L’objectif n’est pas 2011…

vendredi 9 mai 2008 par Arimi Choubadé

C’est là, maintenant, que le fisc traque journaux et hommes d’affaires, que les Collines bruissent de relents communautaristes, que le septentrion est au bord du nettoyage ethnique, que les moyens et le personnel de l’Etat sont confisqués par le parti-Etat, Fcbe, que les médias publics entament la chasse aux agents anticonformistes, que l’attribution de marchés publics s’entoure d’opacité, que le statut de l’opposition court après sa reconnaissance légale… Pas en 2011.

Avis à méditer par les principaux regroupements engagés dans une posture de contradiction au régime Yayi. Il règne en effet, comme une atmosphère de syndicats de déçus, de trahis et de revanchards qui ne rêvent que de faire la peau au docteur-président au renouvellement de son mandat en 2011. Quelques chroniqueurs s’en donnent déjà à cœur joie, de cette défaite annoncée. Comme si les trois ans à venir n’existent pas. Et qu’il faut laisser les Béninois à la merci de la mauvaise gouvernance, des dérives autocratiques, de la bamboulisation de son système démocratique et d’inversion des valeurs sociales établies depuis le début de l’ère moderne de la nation-Bénin.

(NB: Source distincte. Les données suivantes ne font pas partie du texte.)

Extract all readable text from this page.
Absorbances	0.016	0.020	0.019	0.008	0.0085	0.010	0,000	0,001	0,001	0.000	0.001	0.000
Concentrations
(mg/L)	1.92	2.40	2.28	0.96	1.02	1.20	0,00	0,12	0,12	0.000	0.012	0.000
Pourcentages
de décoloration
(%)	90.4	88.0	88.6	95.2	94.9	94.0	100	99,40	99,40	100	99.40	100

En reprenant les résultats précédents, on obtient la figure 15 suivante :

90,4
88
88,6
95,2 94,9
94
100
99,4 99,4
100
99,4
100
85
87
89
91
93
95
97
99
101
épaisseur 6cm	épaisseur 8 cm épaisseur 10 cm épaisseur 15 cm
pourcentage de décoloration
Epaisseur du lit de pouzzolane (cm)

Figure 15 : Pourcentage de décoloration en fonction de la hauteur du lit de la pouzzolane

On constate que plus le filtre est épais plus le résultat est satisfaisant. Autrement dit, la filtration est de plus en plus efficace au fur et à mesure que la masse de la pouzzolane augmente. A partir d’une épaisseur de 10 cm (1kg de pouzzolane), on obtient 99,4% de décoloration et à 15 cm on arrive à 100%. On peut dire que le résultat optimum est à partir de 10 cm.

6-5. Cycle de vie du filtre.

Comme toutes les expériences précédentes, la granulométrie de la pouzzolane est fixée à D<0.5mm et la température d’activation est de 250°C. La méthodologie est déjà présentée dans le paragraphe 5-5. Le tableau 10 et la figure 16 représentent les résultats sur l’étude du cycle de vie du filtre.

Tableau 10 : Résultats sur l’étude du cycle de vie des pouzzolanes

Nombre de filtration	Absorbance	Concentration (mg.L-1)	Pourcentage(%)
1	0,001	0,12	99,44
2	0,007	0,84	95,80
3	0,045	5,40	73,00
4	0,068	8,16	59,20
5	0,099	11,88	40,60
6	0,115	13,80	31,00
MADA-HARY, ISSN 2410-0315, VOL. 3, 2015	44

La sanction ne devait pas être que la recherche d’une coalition électorale. Le quotidien des Béninois est loin d’être promis à un avenir émergent comme le scande le discours officiel depuis deux ans. La pratique révèle plutôt une pâle copie de tous les avatars du Kérékouïsme que l’on croyait pourtant révolu à jamais. Au-delà d’une éventuelle claque électoral, la réflexion s’articule autour de l’état dans lequel le pays va connaître un passage de témoin à la marina.

On évoquait tantôt le quotidien parce que le recul des frontières de l’unité nationale se vit désormais dans de nombreuses régions du Bénin. Il y a 5 ans, l’honorable Amouda Razaki pouvait se faire élire dans son Ouassa Péhonco natal sans que des plaisantins ne passent ses cicatrices raciales au scanner de l’ « ethniquement éligible », version changement. Il aurait certainement retrouvé sa toge de magistrat depuis un an sans subir des tracasseries administratives d’un autre âge, s’il avait rejoint la liste présidentielle de la Fcbe aux législatives de 2007.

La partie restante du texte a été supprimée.